Привезли нас в гестапо. В этот день ночью не вызывали, а на следующий день меня вызвали на допрос. Ну, у нас была такая «легенда», что мы не диверсанты, мы не шпионы. Так как Красная армия движется очень быстро и уже идет по Европе, мы просто должны были сказать, что советские люди не варвары, не людоеды, чтобы местное население не боялось. Конечно, они не верили, били. Один раз вызвали на допрос. А когда после второго допроса меня отправили в камеру, а камера была, видимо, когда-то была тюрьма, потому что стена и у меня вот с этой стороны решетка, а там пространство и следующая камера.
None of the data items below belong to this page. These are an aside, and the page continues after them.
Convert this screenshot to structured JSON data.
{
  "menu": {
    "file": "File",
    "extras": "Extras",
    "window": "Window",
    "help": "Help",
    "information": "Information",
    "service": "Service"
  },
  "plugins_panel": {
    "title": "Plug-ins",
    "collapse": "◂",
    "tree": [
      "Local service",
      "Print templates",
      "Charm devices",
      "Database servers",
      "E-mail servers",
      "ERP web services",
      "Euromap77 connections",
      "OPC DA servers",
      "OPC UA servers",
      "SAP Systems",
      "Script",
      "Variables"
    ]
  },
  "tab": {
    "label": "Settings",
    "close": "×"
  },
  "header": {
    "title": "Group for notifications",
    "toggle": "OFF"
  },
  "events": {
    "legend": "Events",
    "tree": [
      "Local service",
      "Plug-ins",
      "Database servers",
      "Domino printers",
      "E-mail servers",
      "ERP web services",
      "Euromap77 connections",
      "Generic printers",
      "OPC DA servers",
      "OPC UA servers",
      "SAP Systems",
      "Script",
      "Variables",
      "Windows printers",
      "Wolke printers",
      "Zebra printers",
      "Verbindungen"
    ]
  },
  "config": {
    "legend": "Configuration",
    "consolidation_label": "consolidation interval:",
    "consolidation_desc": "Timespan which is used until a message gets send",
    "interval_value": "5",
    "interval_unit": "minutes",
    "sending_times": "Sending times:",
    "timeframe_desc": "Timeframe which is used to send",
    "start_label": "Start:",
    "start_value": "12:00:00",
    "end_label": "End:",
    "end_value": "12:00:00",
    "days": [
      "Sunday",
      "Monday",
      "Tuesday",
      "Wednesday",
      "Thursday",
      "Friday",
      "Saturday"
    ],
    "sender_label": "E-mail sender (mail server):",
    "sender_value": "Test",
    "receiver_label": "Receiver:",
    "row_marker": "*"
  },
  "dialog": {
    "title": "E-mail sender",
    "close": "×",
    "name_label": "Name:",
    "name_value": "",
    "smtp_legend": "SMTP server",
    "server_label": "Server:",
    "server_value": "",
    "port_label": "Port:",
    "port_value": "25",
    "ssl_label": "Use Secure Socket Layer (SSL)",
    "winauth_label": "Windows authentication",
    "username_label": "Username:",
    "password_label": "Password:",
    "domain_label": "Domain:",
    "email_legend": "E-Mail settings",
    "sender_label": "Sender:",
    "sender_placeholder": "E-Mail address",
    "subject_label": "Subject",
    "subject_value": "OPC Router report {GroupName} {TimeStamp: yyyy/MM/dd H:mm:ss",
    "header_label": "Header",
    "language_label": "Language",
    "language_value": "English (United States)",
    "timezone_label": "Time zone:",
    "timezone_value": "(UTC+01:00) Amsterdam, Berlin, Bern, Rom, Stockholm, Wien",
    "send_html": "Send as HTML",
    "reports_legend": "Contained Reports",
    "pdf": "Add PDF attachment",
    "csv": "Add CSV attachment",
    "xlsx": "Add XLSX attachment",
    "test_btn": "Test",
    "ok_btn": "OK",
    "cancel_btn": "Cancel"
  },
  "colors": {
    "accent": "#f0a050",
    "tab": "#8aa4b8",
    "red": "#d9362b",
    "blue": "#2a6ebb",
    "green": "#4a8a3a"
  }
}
Там стояла печка, буржуйка, но когда мы были, там не топили. И вот из соседней камеры, видимо, я застонала, потому что больно и надо было доползти до нар, я только услышала стук и шепот: «Ты кто?» Но не на русском я зыке, а на польском. Но поскольку еще до войны у нас жили поляки, я что-то понимала по-польски. А во-вторых, он нам тоже доступен.
– Подползи. Ты кто? Я говорю: «Русская».
– Пытали?
– Да.
– Больно?
– Да.
– Пой!
– Что?
– Пой!
– Ты кто?
– Я английский летчик, зовут меня Иван. Пой.
– Что пой?
– Песню пой.
– Какую песню?
– «Вольга, вольга». (
– Я не могу петь, у меня сил на это нет.
– А ты пой, тебе будет легче.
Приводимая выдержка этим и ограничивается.